We 'practised restaruants' in our dining room at breakfast time .

She was an angel compared to last time, despite claiming to need the loo at least ten times. This was just so she could walk past the fish bubble lamp.

taffetacat · 15/02/2010 14:08

coldtits - loving "That desk is mine. You may touch the train set."

bumblingbovine - very interesting to hear your experiences of Italian culture in restaurants. Had long suspected this.

OP - I would say its important to remember your needs and sanity in all of this. Life is made of compromises, yes, and we should make the effort for our loved ones. But you shouldn't forget or neglect your own needs either, which is easy to do IME.

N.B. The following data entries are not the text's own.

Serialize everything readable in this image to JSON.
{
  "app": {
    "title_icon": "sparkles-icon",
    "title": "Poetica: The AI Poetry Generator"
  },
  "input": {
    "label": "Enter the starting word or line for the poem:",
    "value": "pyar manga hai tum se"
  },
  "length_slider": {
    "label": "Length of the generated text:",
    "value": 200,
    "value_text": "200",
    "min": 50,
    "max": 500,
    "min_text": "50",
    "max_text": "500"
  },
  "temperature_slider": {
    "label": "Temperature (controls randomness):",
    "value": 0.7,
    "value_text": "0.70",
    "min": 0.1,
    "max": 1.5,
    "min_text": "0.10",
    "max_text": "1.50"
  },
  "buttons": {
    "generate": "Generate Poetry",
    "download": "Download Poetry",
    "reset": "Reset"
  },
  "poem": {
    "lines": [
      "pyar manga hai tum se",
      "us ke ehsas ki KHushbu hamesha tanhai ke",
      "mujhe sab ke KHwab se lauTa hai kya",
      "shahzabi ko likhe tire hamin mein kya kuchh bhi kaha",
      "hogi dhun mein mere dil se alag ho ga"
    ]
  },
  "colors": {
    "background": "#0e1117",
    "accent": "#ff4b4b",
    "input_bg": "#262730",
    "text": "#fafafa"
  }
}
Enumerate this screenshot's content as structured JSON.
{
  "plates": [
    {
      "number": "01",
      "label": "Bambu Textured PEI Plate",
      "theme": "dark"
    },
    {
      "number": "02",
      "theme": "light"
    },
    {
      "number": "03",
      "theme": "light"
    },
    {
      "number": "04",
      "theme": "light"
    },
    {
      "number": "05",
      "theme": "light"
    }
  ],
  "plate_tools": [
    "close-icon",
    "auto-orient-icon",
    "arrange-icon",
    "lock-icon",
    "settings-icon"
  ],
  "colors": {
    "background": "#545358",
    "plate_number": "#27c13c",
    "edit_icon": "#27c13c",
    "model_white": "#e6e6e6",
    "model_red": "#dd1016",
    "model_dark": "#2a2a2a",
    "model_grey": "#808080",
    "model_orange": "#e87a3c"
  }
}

ChippingIn · 15/02/2010 14:12

Coldtits - my cousin, who has ASP, was big for his age, at 4 he looked about 6. We had to take him everywhere in a buggy as physically he was just too much to handle if he 'went off on one'. He also didn't understand that it's just not done to lift up a stangers skirt... nor did he understand when the ice cream shop was shut - it was all a nightmare and yes, he looked like a very normal, very naughty, child and we looked like very incompetent people who had a 6 year old still in a buggy - nightmare! I swear some peoples eyebrows almost landed on the moon!!